I have tremendous respect for endurance athletes – and especially the elite ones. I’m in utter awe of them. For example, had we wanted, we could have run our 31 mile loop twice for 100km. RIIIIIIIGHT. In fact, for some perspective, I’ll share that the 100km winner, a female, ran twice our distance in a half hour less time. Now that is mind blowing. What’s even more crazy are the course records. These athletes are one of a kind, I swear. I don’t possess their speed, but I’d like to think I’m getting close to their stamina. Shoot, since it takes me twice as long, maybe I actually even have them beat when it comes to that, haha!
Overall, I’ve been feeling pretty strong these last several weeks and am looking forward to my upcoming 50 mile race. This weekend I’ll hit the peak total 2-day mileage in my training (25 miles one day and 25 miles the next). This way my body will have done the total race mileage in two days so hopefully doing it in only one day won’t be too big of a leap next month. After this I have one 30 miler left (backed with 7 the following day) and then it’s downhill from there (15/7 and 10/7 I think). If you’re interested in seeing the plan I’ve been loosely following (mileage more than anything), click here. I am excited and scared but barring injury or sickness, I know I can do it. I know I’ve got this.
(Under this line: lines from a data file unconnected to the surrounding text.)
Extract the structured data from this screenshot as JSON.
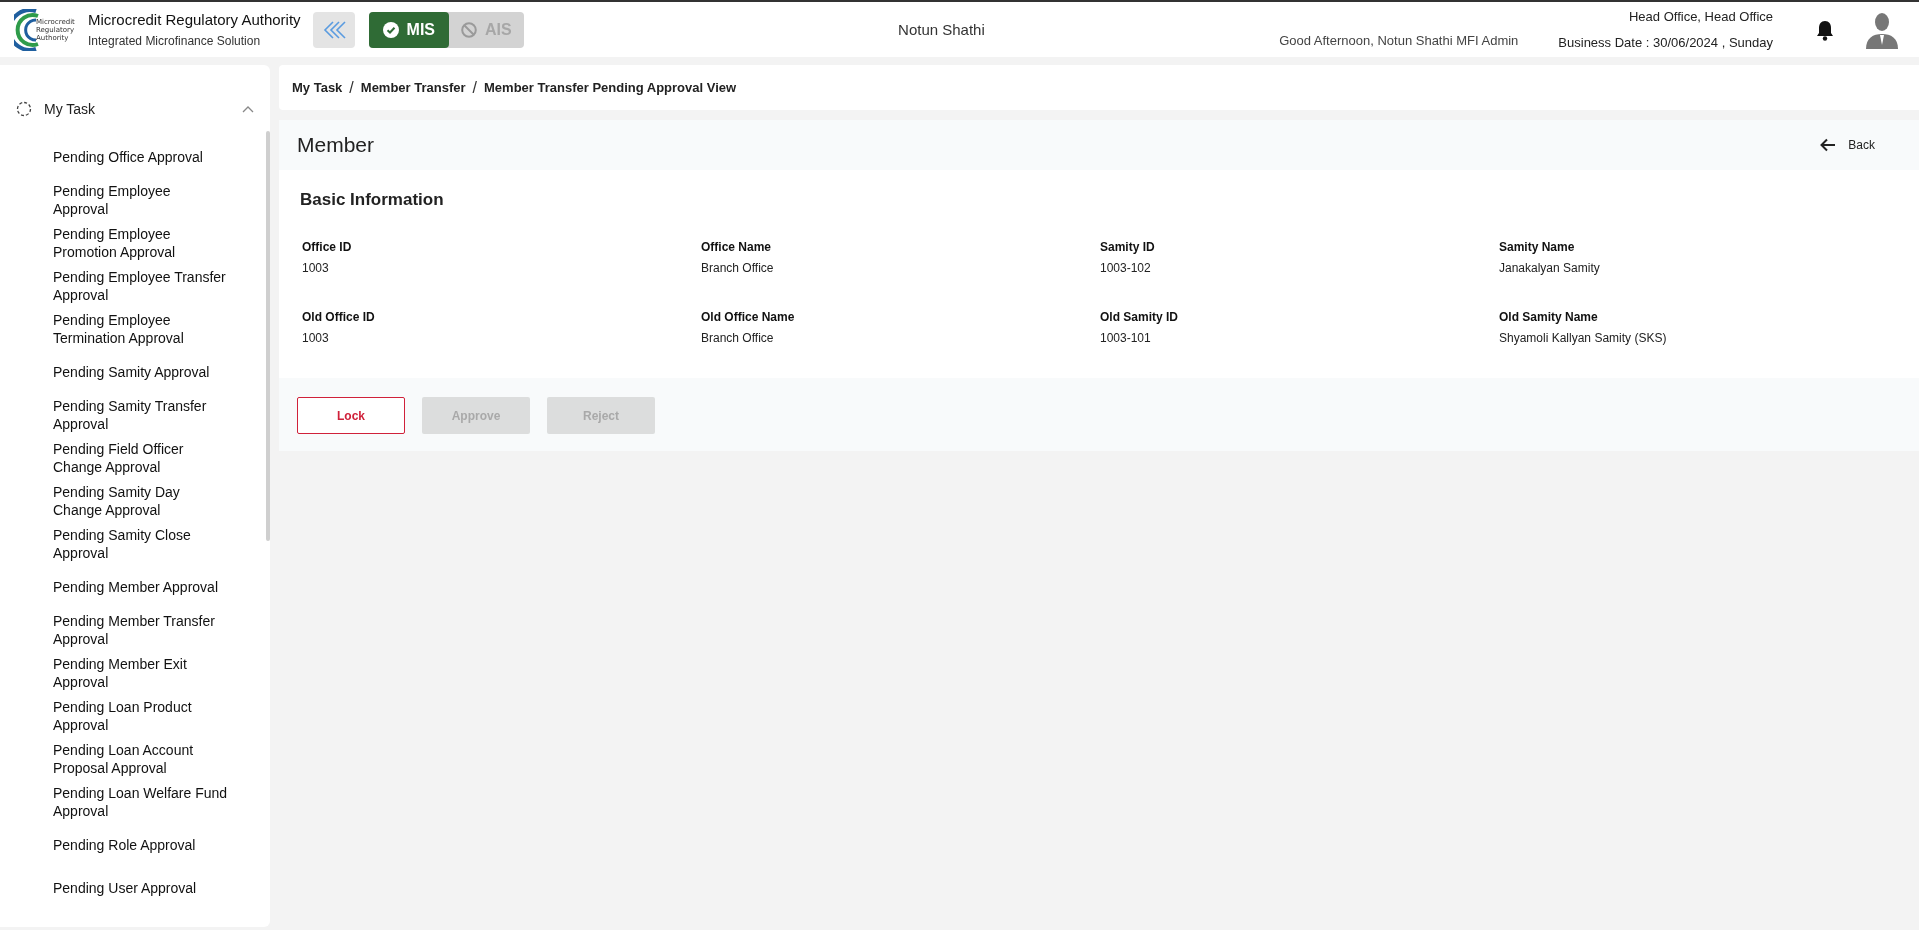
{
  "header": {
    "org_name": "Microcredit Regulatory Authority",
    "org_subtitle": "Integrated Microfinance Solution",
    "logo_text": "Microcredit\nRegulatory\nAuthority",
    "modes": [
      {
        "label": "MIS",
        "selected": true
      },
      {
        "label": "AIS",
        "selected": false
      }
    ],
    "center_title": "Notun Shathi",
    "greeting": "Good Afternoon, Notun Shathi MFI Admin",
    "office": "Head Office, Head Office",
    "business_date": "Business Date : 30/06/2024 , Sunday"
  },
  "sidebar": {
    "section": {
      "label": "My Task",
      "expanded": true
    },
    "items": [
      {
        "label": "Pending Office Approval"
      },
      {
        "label": "Pending Employee\nApproval"
      },
      {
        "label": "Pending Employee\nPromotion Approval"
      },
      {
        "label": "Pending Employee Transfer\nApproval"
      },
      {
        "label": "Pending Employee\nTermination Approval"
      },
      {
        "label": "Pending Samity Approval"
      },
      {
        "label": "Pending Samity Transfer\nApproval"
      },
      {
        "label": "Pending Field Officer\nChange Approval"
      },
      {
        "label": "Pending Samity Day\nChange Approval"
      },
      {
        "label": "Pending Samity Close\nApproval"
      },
      {
        "label": "Pending Member Approval"
      },
      {
        "label": "Pending Member Transfer\nApproval"
      },
      {
        "label": "Pending Member Exit\nApproval"
      },
      {
        "label": "Pending Loan Product\nApproval"
      },
      {
        "label": "Pending Loan Account\nProposal Approval"
      },
      {
        "label": "Pending Loan Welfare Fund\nApproval"
      },
      {
        "label": "Pending Role Approval"
      },
      {
        "label": "Pending User Approval"
      }
    ]
  },
  "breadcrumb_separator": "/",
  "breadcrumb": [
    "My Task",
    "Member Transfer",
    "Member Transfer Pending Approval View"
  ],
  "page_title": "Member",
  "back_label": "Back",
  "section_title": "Basic Information",
  "fields": [
    {
      "label": "Office ID",
      "value": "1003"
    },
    {
      "label": "Office Name",
      "value": "Branch Office"
    },
    {
      "label": "Samity ID",
      "value": "1003-102"
    },
    {
      "label": "Samity Name",
      "value": "Janakalyan Samity"
    },
    {
      "label": "Old Office ID",
      "value": "1003"
    },
    {
      "label": "Old Office Name",
      "value": "Branch Office"
    },
    {
      "label": "Old Samity ID",
      "value": "1003-101"
    },
    {
      "label": "Old Samity Name",
      "value": "Shyamoli Kallyan Samity (SKS)"
    }
  ],
  "buttons": [
    {
      "label": "Lock",
      "disabled": false
    },
    {
      "label": "Approve",
      "disabled": true
    },
    {
      "label": "Reject",
      "disabled": true
    }
  ]
}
I am so excited to see what it feels like to cross the 50 mile finish line. I get emotional just visualizing it and can’t wait! Even if it’s only half as cool as finishing this race was, I’ll still be over the moon!
To speak briefly towards staying healthy, I do have a rolling and stretching routine that as I mentioned after the San Antonio marathon that I plan to one day share with you guys via YouTube. I just need to find the time! As far as food goes, I really need to get my post-holiday nutrition back on point! Christmas and New Year’s got me down (or rather up, I should say, haha) but I’m coming back. I’m going to need optimum health for the 50 miler. I’m currently striving towards a high carb, low fat raw vegan diet. It can be very tough and I fail at it more often than not, but to this day, I haven’t found any other way of eating that makes me feel or perform even half as good as it does.
Regardless, while I’ve thoroughly enjoyed learning about and participating in endurance running, I’m not sure that this is something that I see in my future long term. It is extremely hard on the body (at least for me), and I don’t want to accidentally permanently damage this body of mine somehow. I’m a lot tougher than I think I’ve ever given myself credit, and that’s probably the biggest thing I’ve learned during my endurance running adventure. My body is incredible. I don’t mean that in a ‘vanity’ sense (the way that it looks), but rather in a ‘capability’ sense. It has literally run thousands of miles in the form of hundreds of half marathons, 8 marathon length (or longer) runs and counting, including 2 ultramarathons, both of which were in extremely challenging conditions. Hell, in my 30’s alone, my body grew and delivered 3 children in less than a 3 year time span! It’s been through so much. My body is such an amazing machine and has performed far beyond what I ever dreamed! I am so, so very blessed. And even if it craps out on me tomorrow and I can no longer run, while I would be devastated, I can’t be disappointed in it, or myself. PS. KNOCK ON WOOD, LOL!
I’d like to thank Melissa for being an incredible companion on this ultra challenging ultra course. I would never have been brave enough to sign up for this race on my own. Thank you for running alongside me and keeping me going when the miles got long. It was an experience that I’ll cherish for a lifetime. And hey, that Hawaiian sunset is gonna be killer tonight over the ocean!